The Buddha, The Dharma, The Sangha

"Spiritual powers and their wondrous functioning--hauling water and carrying firewood." --Layman Pang, upon his realization

Wednesday, April 3, 2013

Sensei Robin




Yesterday afternoon, I had the opportunity to talk to a group of students who have been studying the History of Religion this semester.  It was a 1:30 p.m. class, just an hour, but I know this is somehow the witching hour with students--mid-day slump is beginning to kick in, lunch is slowing down the system, perhaps the morning has been a bit frantic (mine was!), and this time of day seems to pass like a tortoise in the heat...very, very slowly.

I set up a simple butsudan  in front of the classroom, donned my rakusu and waited a bit nervously for students to trickle in.  Their professor was reminding them of assignments due by the end of the week, something about a term paper, and I could feel the heaviness descending.  Eyes not closing but also not open, heads bent, bodies slumped into gentle S curves around the uncomfortable looking standard wooden desk-chairs.  A few students were busy texting on cell phones, others were gazing out the windows.

 I decided to do a quick silent meditation, and directed the students of please silence and put cell phones away, close their lap tops, put their pencils down, close their notebooks.  It seemed like a chore for them to disperse with the accessories of student life and I thought of Bodhidharma's forceful admonition:

A special transmission outside the scriptures,
Not founded upon words or letters;
By pointing directly to one's mind
It lets one see into one's own true nature
And thus attain Buddhahood.

No one fell asleep in that brief meditation, but no one volunteered any comments about the sit either.  We moved on, as they once again took up pens and opened notebooks and laptops.
I began by explaining the significance of each component of the Busudan, but the lingering sense that I was still not connecting very deeply with the students remained.
Here was fertile ground for the insecurity of my conditioned ego self to play its usual tricks: "I am boring, I have nothing of worth to offer, how can I entertain them, I'm a failure."

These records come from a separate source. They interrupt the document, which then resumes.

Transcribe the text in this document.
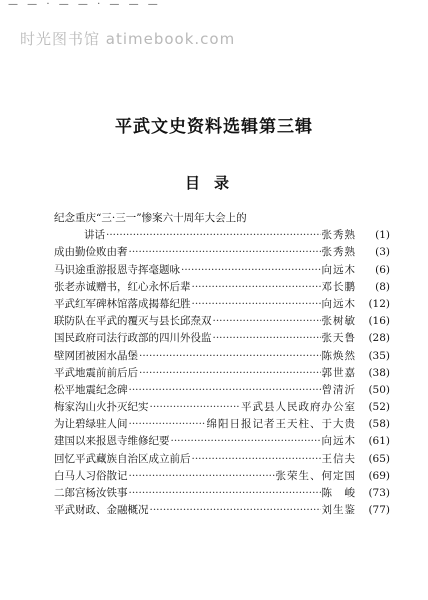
— — · — — · — — —
时光图书馆 atimebook.com
平武文史资料选辑第三辑
目录
纪念重庆“三·三一”惨案六十周年大会上的
讲话 ·····	张秀熟	(1)
成由勤俭败由奢 ·····	张秀熟	(3)
马识途重游报恩寺挥毫题咏 ·····	向远木	(6)
张老赤诚赠书，红心永怀后辈 ·····	邓长鹏	(8)
平武红军碑林馆落成揭幕纪胜 ·····	向远木	(12)
联防队在平武的覆灭与县长邱焘双 ·····	张树敏	(16)
国民政府司法行政部的四川外役监 ·····	张天鲁	(28)
壁网团被困水晶堡 ·····	陈焕然	(35)
平武地震前前后后 ·····	郭世嘉	(38)
松平地震纪念碑 ·····	曾清沂	(50)
梅家沟山火扑灭纪实 ·····	平武县人民政府办公室	(52)
为让碧绿驻人间 ·····	绵阳日报记者王天柱、于大贵	(58)
建国以来报恩寺维修纪要 ·····	向远木	(61)
回忆平武藏族自治区成立前后 ·····	王信夫	(65)
白马人习俗散记 ·····	张荣生、何定国	(69)
二郎宫杨汝铁事 ·····	陈　峻	(73)
平武财政、金融概况 ·····	刘生鉴	(77)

I smiled to myself as the voices of conditioned ego self made themselves so immediately available, playing the same old tape loop in a most predictable manner.

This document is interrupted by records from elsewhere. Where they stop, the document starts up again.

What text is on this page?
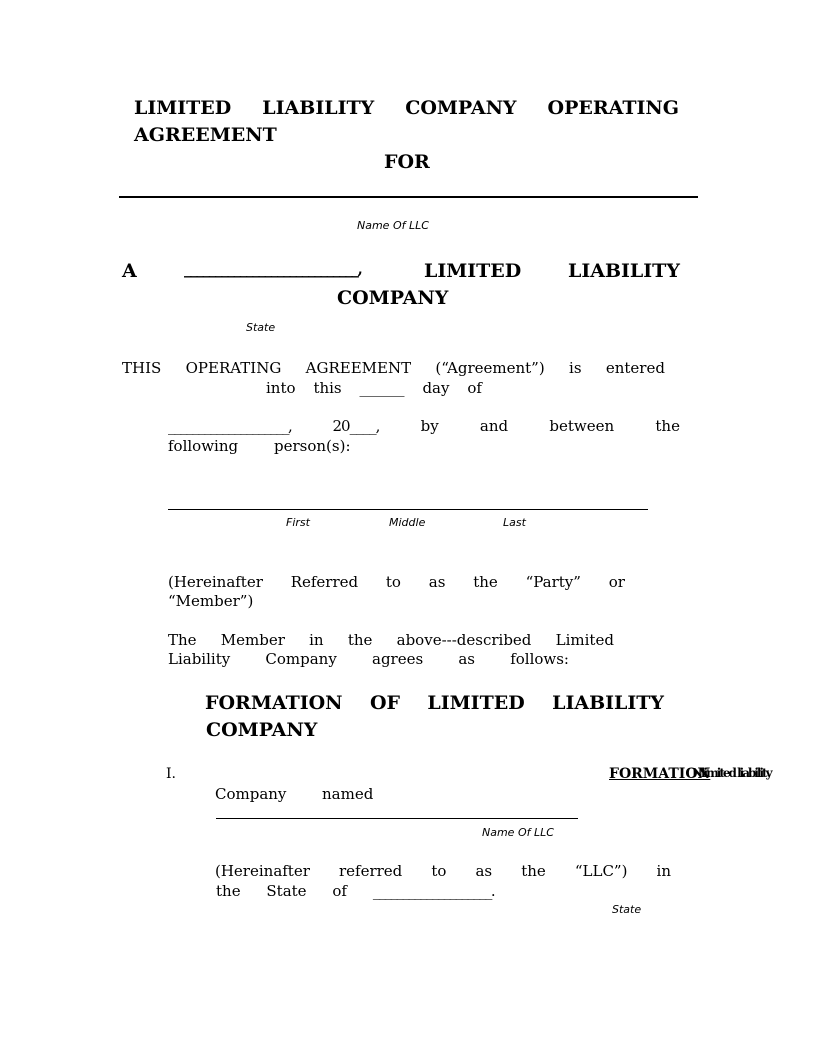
LIMITED LIABILITY COMPANY OPERATING
AGREEMENT
FOR
Name Of LLC
A	____________________________,	LIMITED LIABILITY
COMPANY
State
THIS OPERATING AGREEMENT (“Agreement”) is entered
into this ______ day of
____________________,	20____,	by	and	between	the
following person(s):
First	Middle	Last
(Hereinafter Referred to as the “Party” or
“Member”)
The Member in the above---described Limited
Liability Company agrees as follows:
FORMATION OF LIMITED LIABILITY
COMPANY
I.	FORMATION
Nlimited liability
Company named
Name Of LLC
(Hereinafter referred to as the “LLC”) in
the State of ____________________.
State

And then something remarkable happened--a bird flew into one of the windows with a sensational crash, beating and drumming its wings repeatedly on the glass before flying off, none the worse for the wear.
Several students beside the windows startled and covered their heads. Everyone sat up as if sprayed with cold, cold water.
Alert, awake, upright!  Hey!  Here we are! Right here!

I started laughing.  
From the front of the room, I had witnessed the whole split-second, synchronistic scene.  I had witnessed the moment of energetic wakefulness and the question on everyone lips, What was that?!?

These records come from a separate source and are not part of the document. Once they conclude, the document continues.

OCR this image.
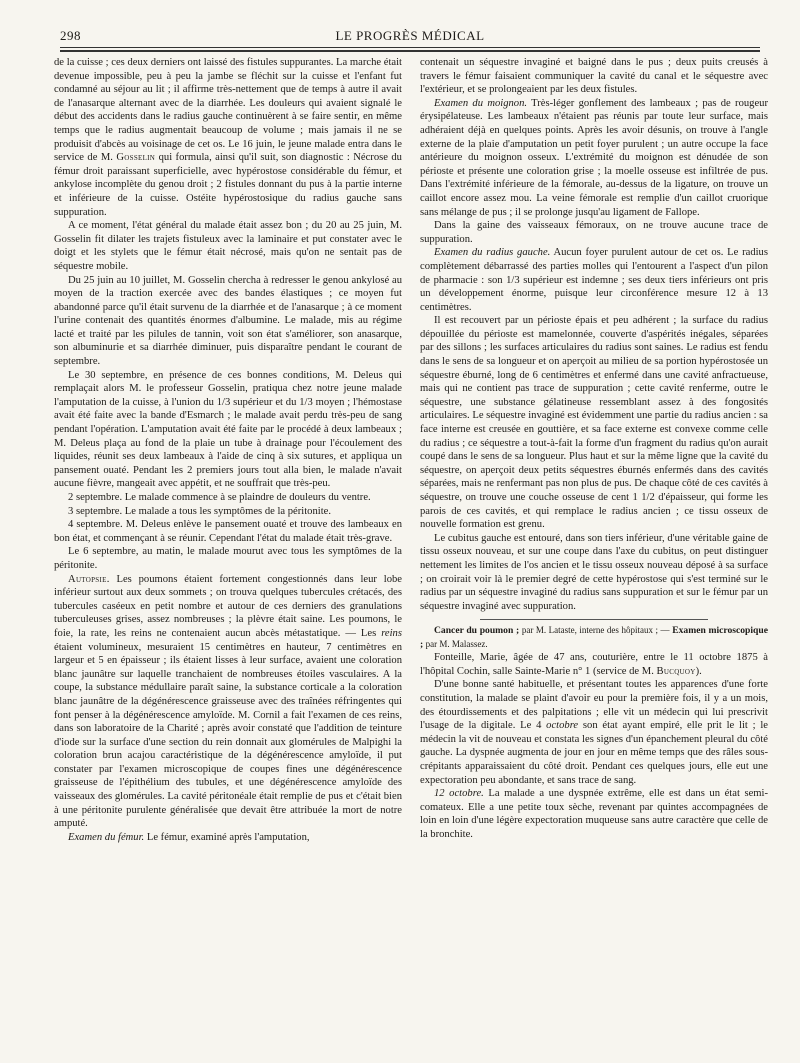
298	LE PROGRÈS MÉDICAL

de la cuisse ; ces deux derniers ont laissé des fistules suppurantes. La marche était devenue impossible, peu à peu la jambe se fléchit sur la cuisse et l'enfant fut condamné au séjour au lit ; il affirme très-nettement que de temps à autre il avait de l'anasarque alternant avec de la diarrhée. Les douleurs qui avaient signalé le début des accidents dans le radius gauche continuèrent à se faire sentir, en même temps que le radius augmentait beaucoup de volume ; mais jamais il ne se produisit d'abcès au voisinage de cet os. Le 16 juin, le jeune malade entra dans le service de M. Gosselin qui formula, ainsi qu'il suit, son diagnostic : Nécrose du fémur droit paraissant superficielle, avec hypérostose considérable du fémur, et ankylose incomplète du genou droit ; 2 fistules donnant du pus à la partie interne et inférieure de la cuisse. Ostéite hypérostosique du radius gauche sans suppuration.

A ce moment, l'état général du malade était assez bon ; du 20 au 25 juin, M. Gosselin fit dilater les trajets fistuleux avec la laminaire et put constater avec le doigt et les stylets que le fémur était nécrosé, mais qu'on ne sentait pas de séquestre mobile.

Du 25 juin au 10 juillet, M. Gosselin chercha à redresser le genou ankylosé au moyen de la traction exercée avec des bandes élastiques ; ce moyen fut abandonné parce qu'il était survenu de la diarrhée et de l'anasarque ; à ce moment l'urine contenait des quantités énormes d'albumine. Le malade, mis au régime lacté et traité par les pilules de tannin, voit son état s'améliorer, son anasarque, son albuminurie et sa diarrhée diminuer, puis disparaître pendant le courant de septembre.

Le 30 septembre, en présence de ces bonnes conditions, M. Deleus qui remplaçait alors M. le professeur Gosselin, pratiqua chez notre jeune malade l'amputation de la cuisse, à l'union du 1/3 supérieur et du 1/3 moyen ; l'hémostase avait été faite avec la bande d'Esmarch ; le malade avait perdu très-peu de sang pendant l'opération. L'amputation avait été faite par le procédé à deux lambeaux ; M. Deleus plaça au fond de la plaie un tube à drainage pour l'écoulement des liquides, réunit ses deux lambeaux à l'aide de cinq à six sutures, et appliqua un pansement ouaté. Pendant les 2 premiers jours tout alla bien, le malade n'avait aucune fièvre, mangeait avec appétit, et ne souffrait que très-peu.

2 septembre. Le malade commence à se plaindre de douleurs du ventre.

3 septembre. Le malade a tous les symptômes de la péritonite.

4 septembre. M. Deleus enlève le pansement ouaté et trouve des lambeaux en bon état, et commençant à se réunir. Cependant l'état du malade était très-grave.

Le 6 septembre, au matin, le malade mourut avec tous les symptômes de la péritonite.

Autopsie. Les poumons étaient fortement congestionnés dans leur lobe inférieur surtout aux deux sommets ; on trouva quelques tubercules crétacés, des tubercules caséeux en petit nombre et autour de ces derniers des granulations tuberculeuses grises, assez nombreuses ; la plèvre était saine. Les poumons, le foie, la rate, les reins ne contenaient aucun abcès métastatique. — Les reins étaient volumineux, mesuraient 15 centimètres en hauteur, 7 centimètres en largeur et 5 en épaisseur ; ils étaient lisses à leur surface, avaient une coloration blanc jaunâtre sur laquelle tranchaient de nombreuses étoiles vasculaires. A la coupe, la substance médullaire paraît saine, la substance corticale a la coloration blanc jaunâtre de la dégénérescence graisseuse avec des traînées réfringentes qui font penser à la dégénérescence amyloïde. M. Cornil a fait l'examen de ces reins, dans son laboratoire de la Charité ; après avoir constaté que l'addition de teinture d'iode sur la surface d'une section du rein donnait aux glomérules de Malpighi la coloration brun acajou caractéristique de la dégénérescence amyloïde, il put constater par l'examen microscopique de coupes fines une dégénérescence graisseuse de l'épithélium des tubules, et une dégénérescence amyloïde des vaisseaux des glomérules. La cavité péritonéale était remplie de pus et c'était bien à une péritonite purulente généralisée que devait être attribuée la mort de notre amputé.

Examen du fémur. Le fémur, examiné après l'amputation,

contenait un séquestre invaginé et baigné dans le pus ; deux puits creusés à travers le fémur faisaient communiquer la cavité du canal et le séquestre avec l'extérieur, et se prolongeaient par les deux fistules.

Examen du moignon. Très-léger gonflement des lambeaux ; pas de rougeur érysipélateuse. Les lambeaux n'étaient pas réunis par toute leur surface, mais adhéraient déjà en quelques points. Après les avoir désunis, on trouve à l'angle externe de la plaie d'amputation un petit foyer purulent ; un autre occupe la face antérieure du moignon osseux. L'extrémité du moignon est dénudée de son périoste et présente une coloration grise ; la moelle osseuse est infiltrée de pus. Dans l'extrémité inférieure de la fémorale, au-dessus de la ligature, on trouve un caillot encore assez mou. La veine fémorale est remplie d'un caillot cruorique sans mélange de pus ; il se prolonge jusqu'au ligament de Fallope.

Dans la gaine des vaisseaux fémoraux, on ne trouve aucune trace de suppuration.

Examen du radius gauche. Aucun foyer purulent autour de cet os. Le radius complètement débarrassé des parties molles qui l'entourent a l'aspect d'un pilon de pharmacie : son 1/3 supérieur est indemne ; ses deux tiers inférieurs ont pris un développement énorme, puisque leur circonférence mesure 12 à 13 centimètres.

Il est recouvert par un périoste épais et peu adhérent ; la surface du radius dépouillée du périoste est mamelonnée, couverte d'aspérités inégales, séparées par des sillons ; les surfaces articulaires du radius sont saines. Le radius est fendu dans le sens de sa longueur et on aperçoit au milieu de sa portion hypérostosée un séquestre éburné, long de 6 centimètres et enfermé dans une cavité anfractueuse, mais qui ne contient pas trace de suppuration ; cette cavité renferme, outre le séquestre, une substance gélatineuse ressemblant assez à des fongosités articulaires. Le séquestre invaginé est évidemment une partie du radius ancien : sa face interne est creusée en gouttière, et sa face externe est convexe comme celle du radius ; ce séquestre a tout-à-fait la forme d'un fragment du radius qu'on aurait coupé dans le sens de sa longueur. Plus haut et sur la même ligne que la cavité du séquestre, on aperçoit deux petits séquestres éburnés enfermés dans des cavités séparées, mais ne renfermant pas non plus de pus. De chaque côté de ces cavités à séquestre, on trouve une couche osseuse de cent 1 1/2 d'épaisseur, qui forme les parois de ces cavités, et qui remplace le radius ancien ; ce tissu osseux de nouvelle formation est grenu.

Le cubitus gauche est entouré, dans son tiers inférieur, d'une véritable gaine de tissu osseux nouveau, et sur une coupe dans l'axe du cubitus, on peut distinguer nettement les limites de l'os ancien et le tissu osseux nouveau déposé à sa surface ; on croirait voir là le premier degré de cette hypérostose qui s'est terminé sur le radius par un séquestre invaginé du radius sans suppuration et sur le fémur par un séquestre invaginé avec suppuration.

Cancer du poumon ; par M. Lataste, interne des hôpitaux ; — Examen microscopique ; par M. Malassez.

Fonteille, Marie, âgée de 47 ans, couturière, entre le 11 octobre 1875 à l'hôpital Cochin, salle Sainte-Marie n° 1 (service de M. Bucquoy).

D'une bonne santé habituelle, et présentant toutes les apparences d'une forte constitution, la malade se plaint d'avoir eu pour la première fois, il y a un mois, des étourdissements et des palpitations ; elle vit un médecin qui lui prescrivit l'usage de la digitale. Le 4 octobre son état ayant empiré, elle prit le lit ; le médecin la vit de nouveau et constata les signes d'un épanchement pleural du côté gauche. La dyspnée augmenta de jour en jour en même temps que des râles sous-crépitants apparaissaient du côté droit. Pendant ces quelques jours, elle eut une expectoration peu abondante, et sans trace de sang.

12 octobre. La malade a une dyspnée extrême, elle est dans un état semi-comateux. Elle a une petite toux sèche, revenant par quintes accompagnées de loin en loin d'une légère expectoration muqueuse sans autre caractère que celle de la bronchite.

"That was a Robin," I said, "and I saw him fly off so he's not harmed, but you are all very much awake in the moment!"  
And I clapped my hands in a loud staccato to focus all eyes up front.
Everyone laughed, and in just a few seconds, that laughter began to wash away the tenseness.

From that moment on, for the remainder of the class, the questions and discussion were free-flowing and sincere, and I could feel in my heart that we were truly connected, that I was speaking from a place of authenticity and ease, and that the students were meeting me more than half way, absorbing and recycling the energy we were creating.  

But it took Sensei Robin's teaching moment, the call to Wake Up! that really opened our Shunyata and saved the hour from being just one more lecture!  Thank You Sensei.